Most scenes in the trailer went through multiple different versions, some of the scenes were numbered up to version 7 or 8 until we were happy with the storytelling and the visuals. Being able to build upon previously created scenes, ideas, model, textures and settings however helped with creating the finally used scenes considerably, so even after ideas were discarded the time used to create them was well-invested.

For scenes such as the privacy switches scene new techniques had to be learned to achieve visuals like floating text on top of a scene using depth of field using compositing to combine multiple scenes. All scenes also use three-point lighting. The small details make up the nice appeal of the overall trailer.

During the creative process quite a lot of scenes which were not used in the final trailer were created and some of these unused scenes were reused to create nice visuals for press images at the time of the release (see https://wiki.pine64.org/wiki/PinePhone_Pro_Press for some examples) or interactive 360 degree views of the phone.

The voice

The wonderful voice in the trailer is Bryan J. Olson, who absolutely love Linux! Pay him a visit under https://bryanjolson.com/

The face behind the voice: Bryan J. Olson

The long search for the music

Finding the best music for the trailer turned out to be difficult. We looked into various free licenses and decided that we want to prefer using CC0-licensed material if possible. At the same time we tried producing our own music inspired by some heavy piano pieces based on various examples we listened into. In the whole process we sighted material in the low three figures, including various styles such as jazz, classical music, synthwave, lo-fi and generic ambient music. As best fit turned out the song „Motions“ by Rafael Krux, licensed under CC0, after overcoming our own concerns that the music might be too cinematic.

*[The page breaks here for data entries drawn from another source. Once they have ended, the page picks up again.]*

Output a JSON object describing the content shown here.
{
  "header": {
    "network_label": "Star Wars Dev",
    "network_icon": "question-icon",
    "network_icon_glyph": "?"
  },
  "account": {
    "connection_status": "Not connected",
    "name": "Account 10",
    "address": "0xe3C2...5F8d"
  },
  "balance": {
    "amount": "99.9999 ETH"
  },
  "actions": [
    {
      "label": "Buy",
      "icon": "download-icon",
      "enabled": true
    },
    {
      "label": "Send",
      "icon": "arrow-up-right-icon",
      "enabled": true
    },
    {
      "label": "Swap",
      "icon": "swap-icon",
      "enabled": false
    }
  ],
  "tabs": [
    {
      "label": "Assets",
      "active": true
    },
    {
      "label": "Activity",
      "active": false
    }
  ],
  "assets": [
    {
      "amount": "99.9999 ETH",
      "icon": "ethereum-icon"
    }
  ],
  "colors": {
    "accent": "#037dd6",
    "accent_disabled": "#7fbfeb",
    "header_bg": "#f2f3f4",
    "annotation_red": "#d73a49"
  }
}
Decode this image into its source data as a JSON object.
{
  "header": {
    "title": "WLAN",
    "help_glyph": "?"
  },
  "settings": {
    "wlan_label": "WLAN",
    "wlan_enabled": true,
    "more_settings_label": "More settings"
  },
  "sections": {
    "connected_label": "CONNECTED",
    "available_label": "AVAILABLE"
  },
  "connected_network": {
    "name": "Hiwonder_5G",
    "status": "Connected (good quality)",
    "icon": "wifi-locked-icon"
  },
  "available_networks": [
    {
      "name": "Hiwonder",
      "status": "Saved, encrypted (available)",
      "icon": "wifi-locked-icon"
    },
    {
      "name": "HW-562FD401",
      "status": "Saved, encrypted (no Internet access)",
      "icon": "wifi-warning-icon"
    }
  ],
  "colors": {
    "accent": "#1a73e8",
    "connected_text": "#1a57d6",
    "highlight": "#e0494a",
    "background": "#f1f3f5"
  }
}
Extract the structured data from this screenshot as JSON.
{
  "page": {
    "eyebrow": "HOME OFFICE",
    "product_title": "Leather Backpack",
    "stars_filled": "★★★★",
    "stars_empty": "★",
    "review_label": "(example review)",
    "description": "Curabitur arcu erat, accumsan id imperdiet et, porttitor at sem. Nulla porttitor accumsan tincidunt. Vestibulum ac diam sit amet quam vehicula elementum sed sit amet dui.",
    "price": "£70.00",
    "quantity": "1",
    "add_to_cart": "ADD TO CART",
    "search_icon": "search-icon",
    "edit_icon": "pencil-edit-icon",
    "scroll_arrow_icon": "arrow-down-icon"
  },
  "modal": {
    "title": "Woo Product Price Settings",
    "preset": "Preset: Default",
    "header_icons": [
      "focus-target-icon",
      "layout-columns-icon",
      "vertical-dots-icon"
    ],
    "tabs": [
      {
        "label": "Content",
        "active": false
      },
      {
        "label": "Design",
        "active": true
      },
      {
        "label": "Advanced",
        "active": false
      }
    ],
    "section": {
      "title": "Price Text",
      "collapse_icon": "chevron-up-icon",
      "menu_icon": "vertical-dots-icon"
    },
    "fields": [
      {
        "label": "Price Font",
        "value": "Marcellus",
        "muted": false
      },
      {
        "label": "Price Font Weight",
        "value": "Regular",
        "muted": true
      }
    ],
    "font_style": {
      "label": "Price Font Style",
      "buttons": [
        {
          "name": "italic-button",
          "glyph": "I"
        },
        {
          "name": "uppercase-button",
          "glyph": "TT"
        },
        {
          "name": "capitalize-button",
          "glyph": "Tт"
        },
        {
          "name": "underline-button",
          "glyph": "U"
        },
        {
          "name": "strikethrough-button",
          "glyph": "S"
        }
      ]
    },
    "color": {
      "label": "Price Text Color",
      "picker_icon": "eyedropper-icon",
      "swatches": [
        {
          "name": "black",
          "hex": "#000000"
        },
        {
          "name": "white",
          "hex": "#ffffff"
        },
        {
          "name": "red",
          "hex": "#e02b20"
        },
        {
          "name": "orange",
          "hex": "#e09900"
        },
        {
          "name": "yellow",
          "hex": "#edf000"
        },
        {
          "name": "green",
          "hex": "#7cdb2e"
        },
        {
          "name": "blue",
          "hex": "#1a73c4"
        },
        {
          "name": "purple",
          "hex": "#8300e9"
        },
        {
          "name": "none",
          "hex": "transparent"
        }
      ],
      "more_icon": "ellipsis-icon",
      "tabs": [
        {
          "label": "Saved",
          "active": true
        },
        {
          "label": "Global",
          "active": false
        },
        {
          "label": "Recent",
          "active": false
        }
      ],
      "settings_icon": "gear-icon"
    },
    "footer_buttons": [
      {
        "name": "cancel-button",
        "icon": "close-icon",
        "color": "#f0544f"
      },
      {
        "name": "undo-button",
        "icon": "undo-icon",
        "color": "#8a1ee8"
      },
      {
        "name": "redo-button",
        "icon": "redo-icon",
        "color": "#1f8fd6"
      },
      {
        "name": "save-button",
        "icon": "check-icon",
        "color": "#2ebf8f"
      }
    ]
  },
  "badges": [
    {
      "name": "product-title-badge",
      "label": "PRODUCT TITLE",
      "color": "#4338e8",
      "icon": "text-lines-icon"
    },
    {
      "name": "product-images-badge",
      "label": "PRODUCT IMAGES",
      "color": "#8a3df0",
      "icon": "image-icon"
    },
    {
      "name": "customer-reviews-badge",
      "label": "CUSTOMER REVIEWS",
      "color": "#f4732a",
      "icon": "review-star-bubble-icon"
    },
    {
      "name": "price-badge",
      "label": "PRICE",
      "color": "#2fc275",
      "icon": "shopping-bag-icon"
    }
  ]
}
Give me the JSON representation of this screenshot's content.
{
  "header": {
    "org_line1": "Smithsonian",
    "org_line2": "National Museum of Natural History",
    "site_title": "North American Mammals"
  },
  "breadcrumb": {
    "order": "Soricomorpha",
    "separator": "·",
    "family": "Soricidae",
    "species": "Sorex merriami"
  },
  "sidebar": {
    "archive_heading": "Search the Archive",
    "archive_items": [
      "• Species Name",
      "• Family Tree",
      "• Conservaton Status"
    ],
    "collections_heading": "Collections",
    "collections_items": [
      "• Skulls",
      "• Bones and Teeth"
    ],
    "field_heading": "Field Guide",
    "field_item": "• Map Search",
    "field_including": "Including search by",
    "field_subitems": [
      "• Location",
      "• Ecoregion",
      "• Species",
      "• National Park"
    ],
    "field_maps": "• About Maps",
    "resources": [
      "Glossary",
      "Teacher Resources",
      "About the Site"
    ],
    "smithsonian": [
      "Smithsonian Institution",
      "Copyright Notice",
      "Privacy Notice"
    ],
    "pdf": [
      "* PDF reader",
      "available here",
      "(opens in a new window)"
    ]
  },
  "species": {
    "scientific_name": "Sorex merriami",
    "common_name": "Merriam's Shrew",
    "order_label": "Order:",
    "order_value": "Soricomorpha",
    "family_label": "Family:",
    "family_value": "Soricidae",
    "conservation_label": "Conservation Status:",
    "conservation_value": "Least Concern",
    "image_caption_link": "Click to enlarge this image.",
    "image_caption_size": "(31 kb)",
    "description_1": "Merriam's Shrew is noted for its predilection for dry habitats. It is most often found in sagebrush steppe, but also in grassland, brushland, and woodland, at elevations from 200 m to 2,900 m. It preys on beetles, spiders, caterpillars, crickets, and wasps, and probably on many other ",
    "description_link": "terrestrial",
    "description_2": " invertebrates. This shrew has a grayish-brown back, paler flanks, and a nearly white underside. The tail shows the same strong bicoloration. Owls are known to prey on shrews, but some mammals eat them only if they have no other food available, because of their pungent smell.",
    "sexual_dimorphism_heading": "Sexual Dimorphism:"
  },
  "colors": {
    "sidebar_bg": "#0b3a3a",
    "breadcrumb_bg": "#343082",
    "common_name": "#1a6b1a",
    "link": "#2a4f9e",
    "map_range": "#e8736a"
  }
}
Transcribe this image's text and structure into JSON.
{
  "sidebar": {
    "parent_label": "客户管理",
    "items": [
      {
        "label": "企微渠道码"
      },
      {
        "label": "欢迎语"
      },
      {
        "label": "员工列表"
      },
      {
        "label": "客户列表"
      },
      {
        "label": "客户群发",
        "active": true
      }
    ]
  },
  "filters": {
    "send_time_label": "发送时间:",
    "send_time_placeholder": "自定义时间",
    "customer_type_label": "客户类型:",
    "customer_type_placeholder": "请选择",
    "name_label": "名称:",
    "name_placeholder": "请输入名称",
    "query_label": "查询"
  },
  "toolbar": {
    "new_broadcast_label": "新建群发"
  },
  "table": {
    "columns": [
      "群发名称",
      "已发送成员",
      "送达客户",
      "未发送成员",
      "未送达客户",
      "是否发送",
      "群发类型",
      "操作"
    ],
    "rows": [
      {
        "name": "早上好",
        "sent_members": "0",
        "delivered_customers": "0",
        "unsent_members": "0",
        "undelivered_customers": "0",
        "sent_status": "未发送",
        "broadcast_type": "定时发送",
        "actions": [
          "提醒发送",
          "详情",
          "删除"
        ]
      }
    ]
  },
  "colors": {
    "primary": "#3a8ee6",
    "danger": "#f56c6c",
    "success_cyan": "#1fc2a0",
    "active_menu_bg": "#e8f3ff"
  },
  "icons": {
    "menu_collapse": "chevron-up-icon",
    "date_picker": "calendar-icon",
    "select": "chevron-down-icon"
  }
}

The music had to be cut in multiple places to make it fit the story: strokes of the piano were synced with the phone or with logos and texts appearing, to seemingly integrate it into the trailer. Some subliminal sound effects were also added (such as swoosh sounds), to give movements of the phone a greater force. Cutting the music and fading parts in and out could be easily done in Blender’s video cutting interface.

We hope you enjoyed the trailer and the community work, as well as this write-up how everything was made!